There are some gospel songs that were popular fifty years ago but which we hear less often today. They include lines such as these:
•I want a mansion just over the hilltop, in that bright land where we’ll never grow old.1
•This world is not my home, I’m just a-passing through.2
•My heavenly home is bright and fair, I feel like traveling on.3
The common theme in those songs is that we Christians are citizens of God’s kingdom in eternity and that our sojourn on earth is just a temporary stop on the way to that “glory land.” Our life here, so this idea goes, is a kind of proving ground for the world to come.

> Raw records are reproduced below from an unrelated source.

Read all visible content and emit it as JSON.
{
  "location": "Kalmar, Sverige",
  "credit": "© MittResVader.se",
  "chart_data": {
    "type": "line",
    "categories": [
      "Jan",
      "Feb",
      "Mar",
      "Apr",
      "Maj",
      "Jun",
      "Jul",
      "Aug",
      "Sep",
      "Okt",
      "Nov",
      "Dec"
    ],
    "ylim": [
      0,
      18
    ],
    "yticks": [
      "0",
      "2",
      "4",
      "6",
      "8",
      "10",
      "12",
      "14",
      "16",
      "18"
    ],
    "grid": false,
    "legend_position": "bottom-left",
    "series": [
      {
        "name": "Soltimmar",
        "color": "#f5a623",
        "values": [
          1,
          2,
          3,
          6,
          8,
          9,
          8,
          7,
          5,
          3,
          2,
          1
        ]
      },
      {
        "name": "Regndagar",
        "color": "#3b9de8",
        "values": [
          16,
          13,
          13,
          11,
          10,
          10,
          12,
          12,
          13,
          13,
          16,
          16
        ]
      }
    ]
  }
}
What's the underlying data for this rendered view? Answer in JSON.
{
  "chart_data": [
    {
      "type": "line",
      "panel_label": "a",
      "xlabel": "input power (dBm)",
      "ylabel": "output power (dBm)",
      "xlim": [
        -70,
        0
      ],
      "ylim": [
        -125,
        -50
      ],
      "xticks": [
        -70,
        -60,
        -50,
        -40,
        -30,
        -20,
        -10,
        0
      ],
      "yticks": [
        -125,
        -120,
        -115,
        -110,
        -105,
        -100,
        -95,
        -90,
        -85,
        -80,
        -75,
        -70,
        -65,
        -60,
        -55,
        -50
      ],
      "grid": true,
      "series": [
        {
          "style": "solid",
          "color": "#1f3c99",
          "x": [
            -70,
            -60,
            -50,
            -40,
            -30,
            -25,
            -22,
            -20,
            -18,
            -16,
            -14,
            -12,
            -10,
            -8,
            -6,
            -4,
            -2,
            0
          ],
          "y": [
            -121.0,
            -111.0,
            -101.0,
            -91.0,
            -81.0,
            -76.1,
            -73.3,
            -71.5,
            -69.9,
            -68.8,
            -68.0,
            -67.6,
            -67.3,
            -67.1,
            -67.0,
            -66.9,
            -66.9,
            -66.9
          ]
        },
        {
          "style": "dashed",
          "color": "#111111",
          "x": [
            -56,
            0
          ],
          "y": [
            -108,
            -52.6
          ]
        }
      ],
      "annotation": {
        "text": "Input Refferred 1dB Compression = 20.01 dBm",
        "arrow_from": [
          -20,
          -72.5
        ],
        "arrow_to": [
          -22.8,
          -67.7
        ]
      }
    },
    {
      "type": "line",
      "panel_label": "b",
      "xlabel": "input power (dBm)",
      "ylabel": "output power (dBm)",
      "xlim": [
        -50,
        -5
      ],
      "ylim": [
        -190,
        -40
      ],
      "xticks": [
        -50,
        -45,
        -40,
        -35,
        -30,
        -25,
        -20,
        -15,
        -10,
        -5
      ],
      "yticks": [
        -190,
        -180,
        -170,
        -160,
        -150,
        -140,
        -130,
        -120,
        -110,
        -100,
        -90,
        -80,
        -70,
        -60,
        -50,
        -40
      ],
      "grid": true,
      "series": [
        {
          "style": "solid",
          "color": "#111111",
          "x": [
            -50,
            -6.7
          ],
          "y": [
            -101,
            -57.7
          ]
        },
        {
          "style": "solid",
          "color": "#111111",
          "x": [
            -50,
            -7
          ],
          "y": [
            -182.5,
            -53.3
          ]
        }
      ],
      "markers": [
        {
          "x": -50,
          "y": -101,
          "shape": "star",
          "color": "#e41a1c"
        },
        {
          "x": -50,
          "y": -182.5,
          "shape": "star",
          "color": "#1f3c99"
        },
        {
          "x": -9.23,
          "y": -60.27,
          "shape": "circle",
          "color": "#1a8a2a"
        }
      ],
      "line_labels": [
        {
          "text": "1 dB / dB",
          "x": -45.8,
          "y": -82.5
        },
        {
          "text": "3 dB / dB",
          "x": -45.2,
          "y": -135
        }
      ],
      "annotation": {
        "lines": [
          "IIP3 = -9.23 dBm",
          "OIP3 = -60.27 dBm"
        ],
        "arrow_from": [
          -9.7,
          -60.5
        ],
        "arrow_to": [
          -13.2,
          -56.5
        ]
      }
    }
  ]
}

While those songs continue to have some value, they seem to suggest that once we are headed for heaven, we can write off trying to improve this earthly country. The fact is, that notion does not jibe with the biblical picture. Certainly the Bible speaks of eternal life, and the apostle Paul even mentioned being eager to get there (Philippians 1:20-24). Another New Testament writer said, “For here we have no lasting city, but we are looking for the city that is to come” (Hebrews 13:14). Yet none of that supports the idea that Christians should turn a blind eye to the society in which they live.
Yes, we Christians do have our citizenship in heaven (Philippians 3:20); but we are to live our “kingdom principles” here on earth. A much better song for us contains this verse,
This is my Father’s world.
O let me ne’er forget
that though the wrong seems oft so strong,
God is the ruler yet.4
To that, Jeremiah would likely say, “Amen!”